Our cohort of 1015 patients had a median age at diagnosis of 61 years. Six hundred thirty-one (62.2%) were male, 896 (89.0%) were Caucasian, and 698 (68.8%) lacked any comorbidities. Median OS was 11.5 months. Regarding treatment, 264 (26.5%) patients underwent surgery (S) only (OS = 5.19 months), 61 (6.1%) underwent surgery and radiotherapy (S + RT) (OS = 6.87 months), 20 (2.0%) underwent surgery and chemotherapy (S + CT); (OS = 15.51 months), and 653 (65.4%) underwent S + CT + RT (triple) combination therapy (OS = 13.8 months). Notably, on bivariate analysis, S + CT (Hazard ratio [HR] = 0.59, P-value = 0.04) and triple therapy (HR = 0.57, P < 0.01) were associated with increased OS. S + RT was not significantly associated with OS. Similarly, on multivariate Cox proportional-hazards analyses, gross total resection (HR = 0.76, P = 0.02), S + CT (HR = 0.46, P < 0.01), and triple therapy (HR = 0.52, P < 0.01) predicted significantly increased OS. Furthermore, age >60 years old (HR = 1.03, P < 0.01) and the presence of comorbidities (HR = 1.43, P < 0.01) predicted significantly decreased OS.

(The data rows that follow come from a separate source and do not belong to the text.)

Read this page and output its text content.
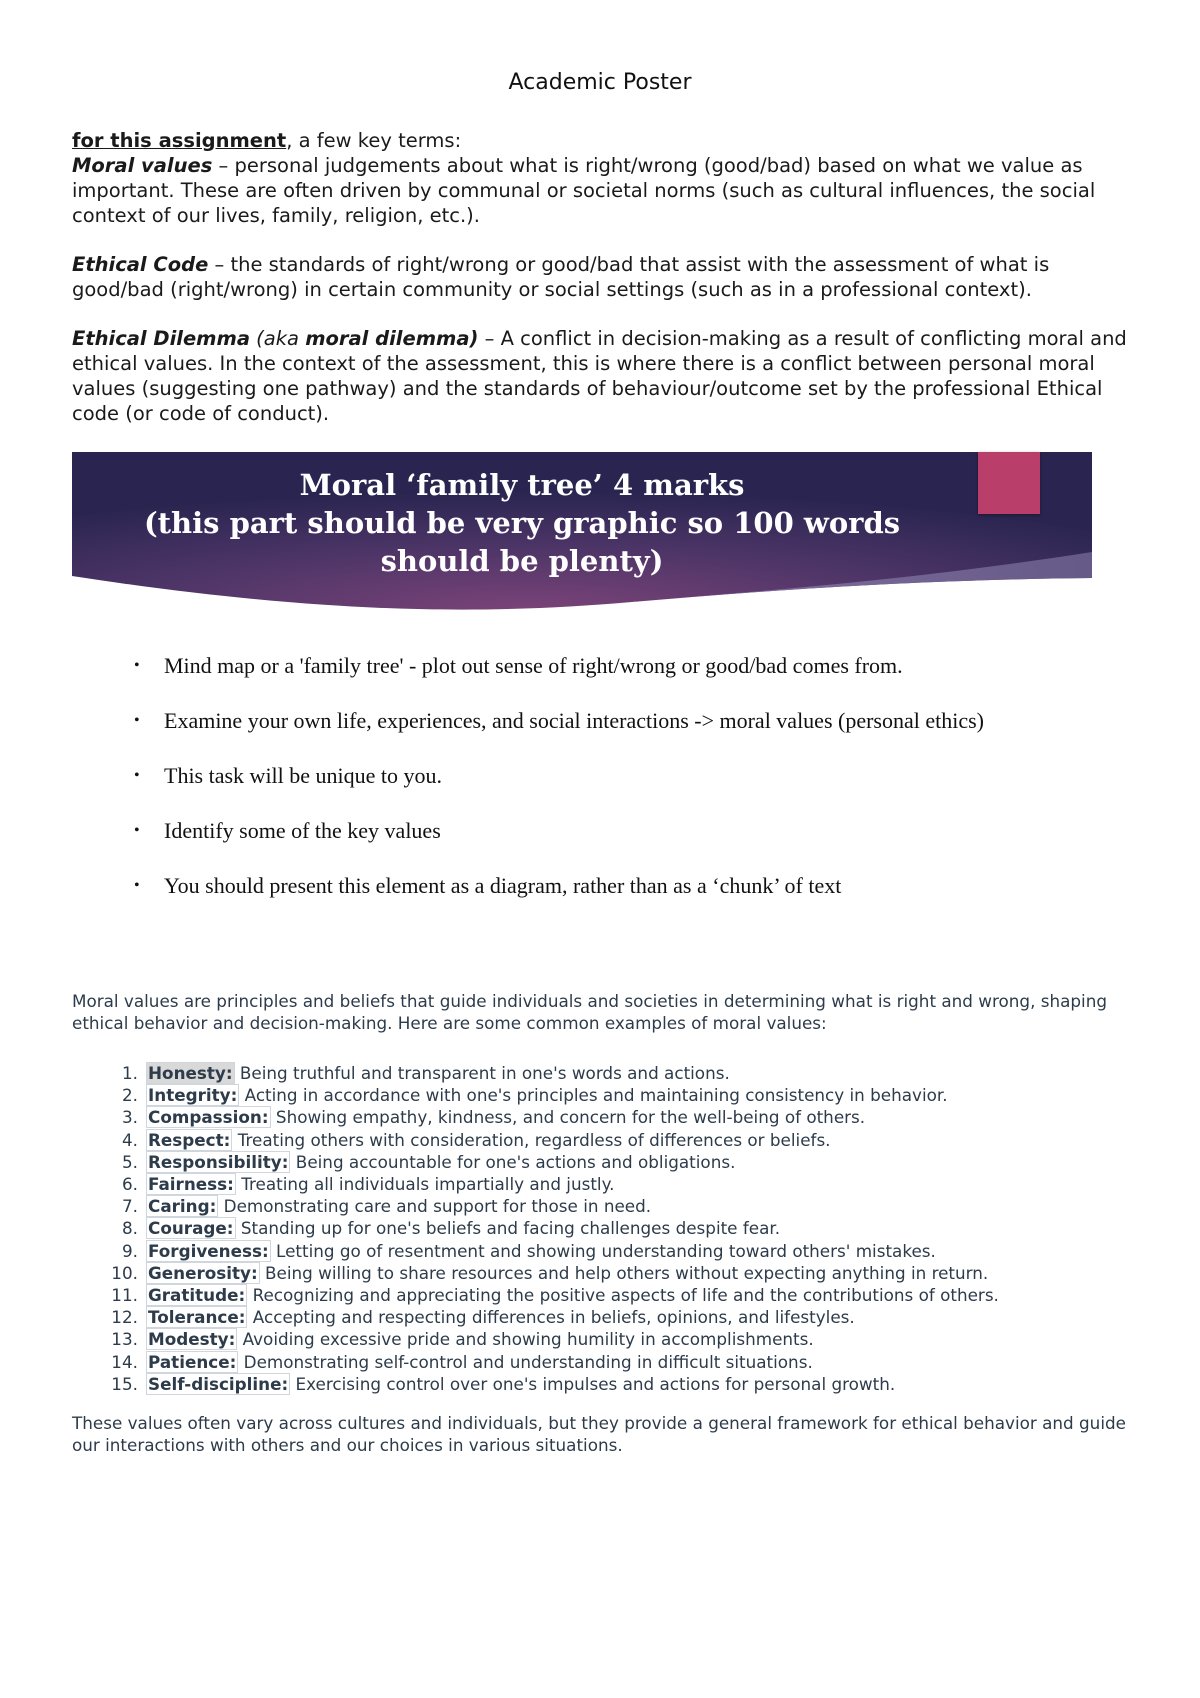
Academic Poster

for this assignment, a few key terms:

Moral values – personal judgements about what is right/wrong (good/bad) based on what we value as important. These are often driven by communal or societal norms (such as cultural influences, the social context of our lives, family, religion, etc.).

Ethical Code – the standards of right/wrong or good/bad that assist with the assessment of what is good/bad (right/wrong) in certain community or social settings (such as in a professional context).

Ethical Dilemma (aka moral dilemma) – A conflict in decision-making as a result of conflicting moral and ethical values. In the context of the assessment, this is where there is a conflict between personal moral values (suggesting one pathway) and the standards of behaviour/outcome set by the professional Ethical code (or code of conduct).

Moral ‘family tree’ 4 marks
(this part should be very graphic so 100 words
should be plenty)
• Mind map or a 'family tree' - plot out sense of right/wrong or good/bad comes from.
• Examine your own life, experiences, and social interactions -> moral values (personal ethics)
• This task will be unique to you.
• Identify some of the key values
• You should present this element as a diagram, rather than as a ‘chunk’ of text

Moral values are principles and beliefs that guide individuals and societies in determining what is right and wrong, shaping ethical behavior and decision-making. Here are some common examples of moral values:

1. Honesty: Being truthful and transparent in one's words and actions.
2. Integrity: Acting in accordance with one's principles and maintaining consistency in behavior.
3. Compassion: Showing empathy, kindness, and concern for the well-being of others.
4. Respect: Treating others with consideration, regardless of differences or beliefs.
5. Responsibility: Being accountable for one's actions and obligations.
6. Fairness: Treating all individuals impartially and justly.
7. Caring: Demonstrating care and support for those in need.
8. Courage: Standing up for one's beliefs and facing challenges despite fear.
9. Forgiveness: Letting go of resentment and showing understanding toward others' mistakes.
10. Generosity: Being willing to share resources and help others without expecting anything in return.
11. Gratitude: Recognizing and appreciating the positive aspects of life and the contributions of others.
12. Tolerance: Accepting and respecting differences in beliefs, opinions, and lifestyles.
13. Modesty: Avoiding excessive pride and showing humility in accomplishments.
14. Patience: Demonstrating self-control and understanding in difficult situations.
15. Self-discipline: Exercising control over one's impulses and actions for personal growth.

These values often vary across cultures and individuals, but they provide a general framework for ethical behavior and guide our interactions with others and our choices in various situations.
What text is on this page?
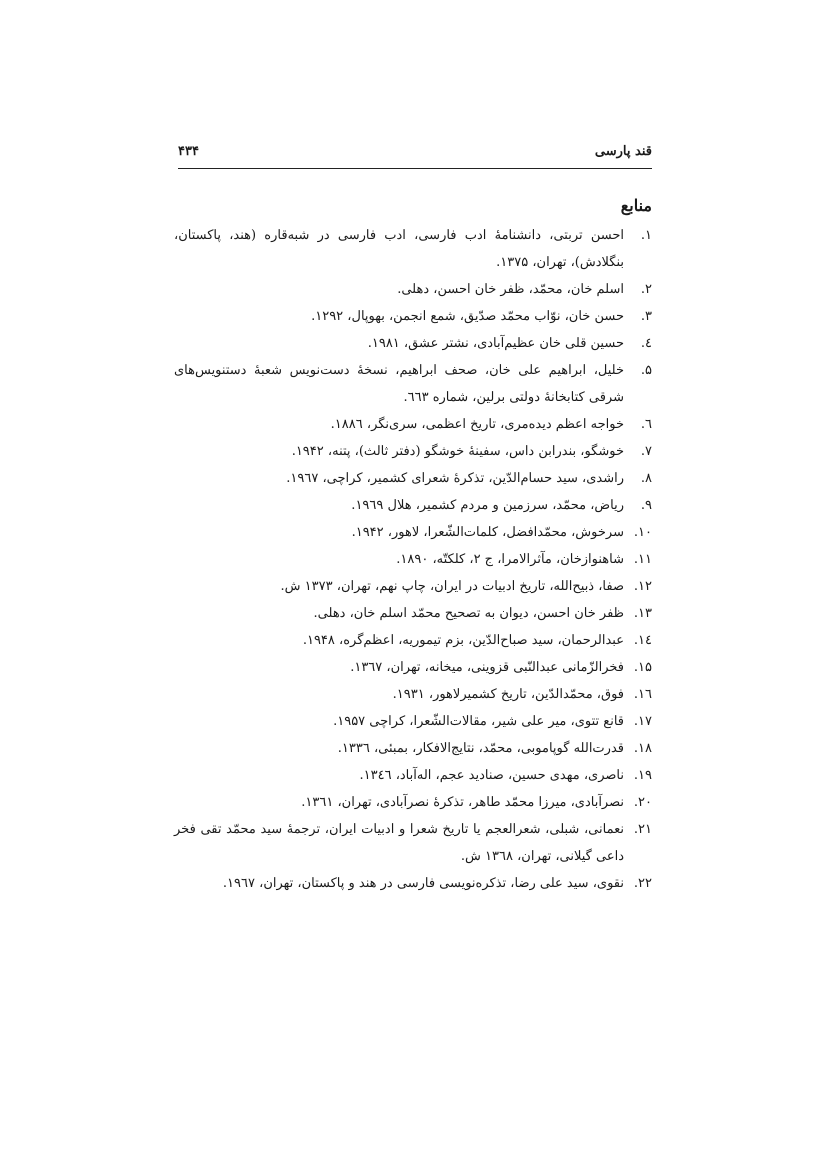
قند پارسی
۴۳۴
منابع
۱.
احسن تربتی، دانشنامهٔ ادب فارسی، ادب فارسی در شبه‌قاره (هند، پاکستان، بنگلادش)، تهران، ۱۳۷۵.
۲.
اسلم خان، محمّد، ظفر خان احسن، دهلی.
۳.
حسن خان، نوّاب محمّد صدّیق، شمع انجمن، بهوپال، ۱۲۹۲.
٤.
حسین قلی خان عظیم‌آبادی، نشتر عشق، ۱۹۸۱.
۵.
خلیل، ابراهیم علی خان، صحف ابراهیم، نسخهٔ دست‌نویس شعبهٔ دستنویس‌های شرقی کتابخانهٔ دولتی برلین، شماره ٦٦٣.
٦.
خواجه اعظم دیده‌مری، تاریخ اعظمی، سری‌نگر، ۱۸۸٦.
۷.
خوشگو، بندرابن داس، سفینهٔ خوشگو (دفتر ثالث)، پتنه، ۱۹۴۲.
۸.
راشدی، سید حسام‌الدّین، تذکرهٔ شعرای کشمیر، کراچی، ۱۹٦۷.
۹.
ریاض، محمّد، سرزمین و مردم کشمیر، هلال ۱۹٦۹.
۱۰.
سرخوش، محمّدافضل، کلمات‌الشّعرا، لاهور، ۱۹۴۲.
۱۱.
شاهنوازخان، مآثرالامرا، ج ۲، کلکتّه، ۱۸۹۰.
۱۲.
صفا، ذبیح‌الله، تاریخ ادبیات در ایران، چاپ نهم، تهران، ۱۳۷۳ ش.
۱۳.
ظفر خان احسن، دیوان به تصحیح محمّد اسلم خان، دهلی.
۱٤.
عبدالرحمان، سید صباح‌الدّین، بزم تیموریه، اعظم‌گره، ۱۹۴۸.
۱۵.
فخرالزّمانی عبدالنّبی قزوینی، میخانه، تهران، ۱۳٦۷.
۱٦.
فوق، محمّدالدّین، تاریخ کشمیرلاهور، ۱۹۳۱.
۱۷.
قانع تتوی، میر علی شیر، مقالات‌الشّعرا، کراچی ۱۹۵۷.
۱۸.
قدرت‌الله گوپاموبی، محمّد، نتایج‌الافکار، بمبئی، ۱۳۳٦.
۱۹.
ناصری، مهدی حسین، صنادید عجم، اله‌آباد، ۱۳٤٦.
۲۰.
نصرآبادی، میرزا محمّد طاهر، تذکرهٔ نصرآبادی، تهران، ۱۳٦۱.
۲۱.
نعمانی، شبلی، شعرالعجم یا تاریخ شعرا و ادبیات ایران، ترجمهٔ سید محمّد تقی فخر داعی گیلانی، تهران، ۱۳٦۸ ش.
۲۲.
نقوی، سید علی رضا، تذکره‌نویسی فارسی در هند و پاکستان، تهران، ۱۹٦۷.
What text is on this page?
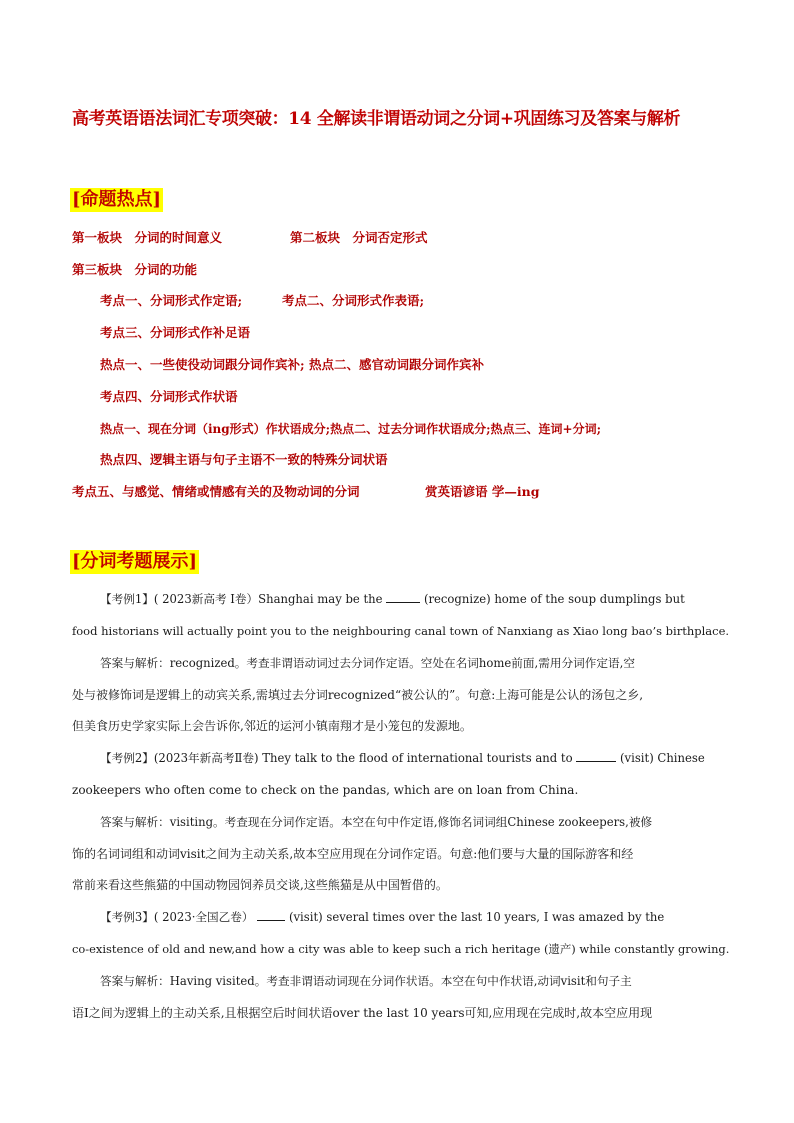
高考英语语法词汇专项突破：14 全解读非谓语动词之分词+巩固练习及答案与解析
[命题热点]
第一板块　分词的时间意义	第二板块　分词否定形式
第三板块　分词的功能
考点一、分词形式作定语;	考点二、分词形式作表语;
考点三、分词形式作补足语
热点一、一些使役动词跟分词作宾补; 热点二、感官动词跟分词作宾补
考点四、分词形式作状语
热点一、现在分词（ing形式）作状语成分;热点二、过去分词作状语成分;热点三、连词+分词;
热点四、逻辑主语与句子主语不一致的特殊分词状语
考点五、与感觉、情绪或情感有关的及物动词的分词	赏英语谚语 学—ing
[分词考题展示]
【考例1】( 2023新高考 I卷）Shanghai may be the	(recognize) home of the soup dumplings but
food historians will actually point you to the neighbouring canal town of Nanxiang as Xiao long bao’s birthplace.
答案与解析：recognized。考查非谓语动词过去分词作定语。空处在名词home前面,需用分词作定语,空
处与被修饰词是逻辑上的动宾关系,需填过去分词recognized“被公认的”。句意:上海可能是公认的汤包之乡,
但美食历史学家实际上会告诉你,邻近的运河小镇南翔才是小笼包的发源地。
【考例2】(2023年新高考Ⅱ卷) They talk to the flood of international tourists and to	(visit) Chinese
zookeepers who often come to check on the pandas, which are on loan from China.
答案与解析：visiting。考查现在分词作定语。本空在句中作定语,修饰名词词组Chinese zookeepers,被修
饰的名词词组和动词visit之间为主动关系,故本空应用现在分词作定语。句意:他们要与大量的国际游客和经
常前来看这些熊猫的中国动物园饲养员交谈,这些熊猫是从中国暂借的。
【考例3】( 2023·全国乙卷）	(visit) several times over the last 10 years, I was amazed by the
co-existence of old and new,and how a city was able to keep such a rich heritage (遗产) while constantly growing.
答案与解析：Having visited。考查非谓语动词现在分词作状语。本空在句中作状语,动词visit和句子主
语I之间为逻辑上的主动关系,且根据空后时间状语over the last 10 years可知,应用现在完成时,故本空应用现
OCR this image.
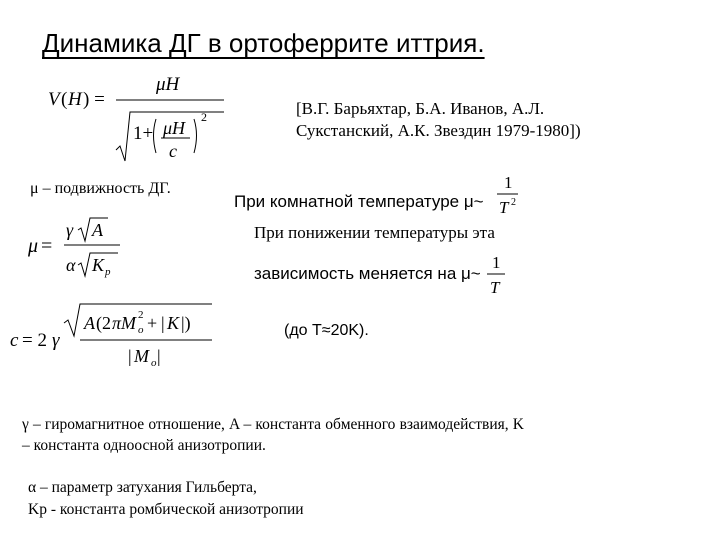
Динамика ДГ в ортоферрите иттрия.
V ( H ) =
μH
1+ μH
c
2	[В.Г. Барьяхтар, Б.А. Иванов, А.Л. Сукстанский, А.К. Звездин 1979-1980])
μ – подвижность ДГ.
При комнатной температуре μ~
1
T 2
μ =
γ A
α K p
При понижении температуры эта
зависимость меняется на μ~
1
T
c = 2 γ
A (2 πM 2
o + | K |)
| M o |
(до T≈20K).
γ – гиромагнитное отношение, A – константа обменного взаимодействия, K – константа одноосной анизотропии.
α – параметр затухания Гильберта,
Kp - константа ромбической анизотропии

Despite maximal multimodal treatment, GSMs have poor median OS. NCDB data suggest age, comorbidities, extent of resection, and adjuvant treatment each minimally delays poor outcomes.
胶质肉瘤(GSM)是胶质母细胞瘤的一种变体,是成人中最常见且侵袭性最强的原发性脑肿瘤之一。我们的研究旨在分析国家癌症数据库(NCDB)中一大群GSM患者,以阐明总生存期(OS)的临床预测因素。
使用NCDB(2004 - 2016年)收集经组织学确诊为GSM的患者数据。通过单变量Kaplan - Meier分析确定OS。还采用了双变量和多变量Cox比例风险分析。
我们的1015例患者队列诊断时的中位年龄为61岁。631例(62.2%)为男性,896例(89.0%)为白种人,698例(68.8%)无任何合并症。中位OS为11.5个月。关于治疗,264例(26.5%)患者仅接受手术(S)(OS = 5.19个月),61例(6.1%)接受手术和放疗(S + RT)(OS = 6.87个月),20例(2.0%)接受手术和化疗(S + CT)(OS = 15.51个月),653例(65.4%)接受S + CT + RT(三联)联合治疗(OS = 13.8个月)。值得注意的是,在双变量分析中,S + CT(风险比[HR] = 0.59,P值 = 0.04)和三联疗法(HR = 0.57,P < 0.01)与OS延长相关。S + RT与OS无显著相关性。同样,在多变量Cox比例风险分析中,大体全切除(HR = 0.76,P = 0.02)、S + CT(HR = 0.46,P < 0.01)和三联疗法(HR = 0.52,P < 0.01)预示OS显著延长。此外,年龄>60岁(HR = 1.03,P < 0.01)和存在合并症(HR = 1.43,P < 0.01)预示OS显著缩短。
尽管进行了最大程度的多模式治疗,GSM的中位OS仍较差。NCDB数据表明年龄、合并症、切除范围和辅助治疗各自对不良预后的延缓作用极小。